The possibility remains that some involuntary movements, including PLMS, may be of spinal or propriospinal origin. The presence of PLMS in patients with spinal cord lesions, including complete thoracic transection,29,30 provides support for the location of a generator for PLMS in the spinal cord. It is well recognized that generators for cyclical motor behaviors (e.g., locomotion) exist in the isolated spinal cord.31 Thus, suprasegmental spinal cord lesions may disinhibit the lumbosacral spinal cord generator to produce PLMS. A recent study using flexor reflex response32 in seven patients with RLS–PLMS and in 10 normal controls provided evidence of enhanced excitability of the spinal cord mechanisms, facilitated by the loss of supraspinal inhibition. In another study,33 the pattern of muscle activation in 18 patients with RLS–PLMS suggested a propriospinal mechanism. Finally, some preliminary studies support the presence of individual limb oscillators that may be capable of producing PLMS.34

Although the studies reviewed here do not put RLS to rest, they signal an exciting era of clinical and basic research that promises to provide new insights into the pathophysiology of RLS–PLMS. Future clinical, epidemiologic, and genetic studies should build on the existing knowledge by designing controlled studies of well-defined populations of patients using modern neurophysiologic, functional, metabolic, biochemical, and neuroimaging techniques.
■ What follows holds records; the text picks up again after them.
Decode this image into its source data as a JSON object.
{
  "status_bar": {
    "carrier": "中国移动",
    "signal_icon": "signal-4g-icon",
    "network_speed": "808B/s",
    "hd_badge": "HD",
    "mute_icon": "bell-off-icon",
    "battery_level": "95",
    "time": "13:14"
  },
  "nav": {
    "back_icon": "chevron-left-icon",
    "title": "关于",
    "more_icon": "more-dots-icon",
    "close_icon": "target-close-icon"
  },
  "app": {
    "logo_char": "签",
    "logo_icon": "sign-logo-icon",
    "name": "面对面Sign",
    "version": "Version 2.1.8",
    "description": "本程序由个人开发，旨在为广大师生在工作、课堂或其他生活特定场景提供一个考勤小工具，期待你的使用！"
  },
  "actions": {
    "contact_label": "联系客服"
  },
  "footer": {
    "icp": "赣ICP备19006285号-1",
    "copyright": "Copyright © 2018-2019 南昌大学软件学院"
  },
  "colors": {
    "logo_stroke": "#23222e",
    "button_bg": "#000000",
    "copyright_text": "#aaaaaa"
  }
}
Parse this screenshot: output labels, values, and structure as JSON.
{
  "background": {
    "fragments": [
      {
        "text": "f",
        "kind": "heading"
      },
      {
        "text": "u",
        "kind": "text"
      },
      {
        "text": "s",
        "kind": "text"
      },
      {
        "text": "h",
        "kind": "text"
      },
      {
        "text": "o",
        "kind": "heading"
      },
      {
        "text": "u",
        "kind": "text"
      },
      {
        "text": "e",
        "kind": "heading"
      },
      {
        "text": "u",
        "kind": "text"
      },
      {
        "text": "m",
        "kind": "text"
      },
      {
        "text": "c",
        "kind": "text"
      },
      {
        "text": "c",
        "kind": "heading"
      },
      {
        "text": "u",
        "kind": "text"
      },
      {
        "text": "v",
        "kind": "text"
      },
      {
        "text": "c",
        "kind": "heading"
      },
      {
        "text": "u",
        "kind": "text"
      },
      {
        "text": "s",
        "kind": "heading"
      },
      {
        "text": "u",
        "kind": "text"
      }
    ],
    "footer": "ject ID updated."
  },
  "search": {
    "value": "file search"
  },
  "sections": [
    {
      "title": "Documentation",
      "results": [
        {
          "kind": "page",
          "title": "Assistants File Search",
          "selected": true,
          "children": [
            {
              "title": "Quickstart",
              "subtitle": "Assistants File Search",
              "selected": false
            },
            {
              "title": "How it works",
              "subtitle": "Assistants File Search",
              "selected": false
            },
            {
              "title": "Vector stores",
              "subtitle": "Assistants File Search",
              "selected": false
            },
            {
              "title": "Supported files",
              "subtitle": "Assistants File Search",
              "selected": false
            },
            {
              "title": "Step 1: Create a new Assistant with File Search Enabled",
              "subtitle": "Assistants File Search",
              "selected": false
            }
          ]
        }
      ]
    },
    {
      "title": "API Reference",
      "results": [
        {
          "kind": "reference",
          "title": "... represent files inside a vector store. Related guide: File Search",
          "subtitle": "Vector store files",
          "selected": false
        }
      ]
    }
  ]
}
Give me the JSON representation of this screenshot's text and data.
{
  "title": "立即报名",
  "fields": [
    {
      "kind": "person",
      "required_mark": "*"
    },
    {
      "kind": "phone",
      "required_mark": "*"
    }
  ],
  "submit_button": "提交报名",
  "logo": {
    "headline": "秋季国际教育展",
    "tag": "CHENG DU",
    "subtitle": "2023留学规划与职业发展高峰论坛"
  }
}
Because RLS patients are peculiarly susceptible to placebo effects and natural remission of RLS symptoms occurs for prolonged periods in some patients, double-blind, placebo-controlled, multicenter, clinical trials are needed to find the best treatments for these patients. Finally, because of the lack of pathologic material and, consequently, of any pathologic–clinical correlates, a mechanism needs to be developed that would facilitate the harvesting, storing, and processing of neural tissues, including brain, spinal cord, and peripheral nerves, from patients with RLS. A detailed morphologic and biochemical examination of such tissue would undoubtedly further our knowledge about this common and mysterious disorder.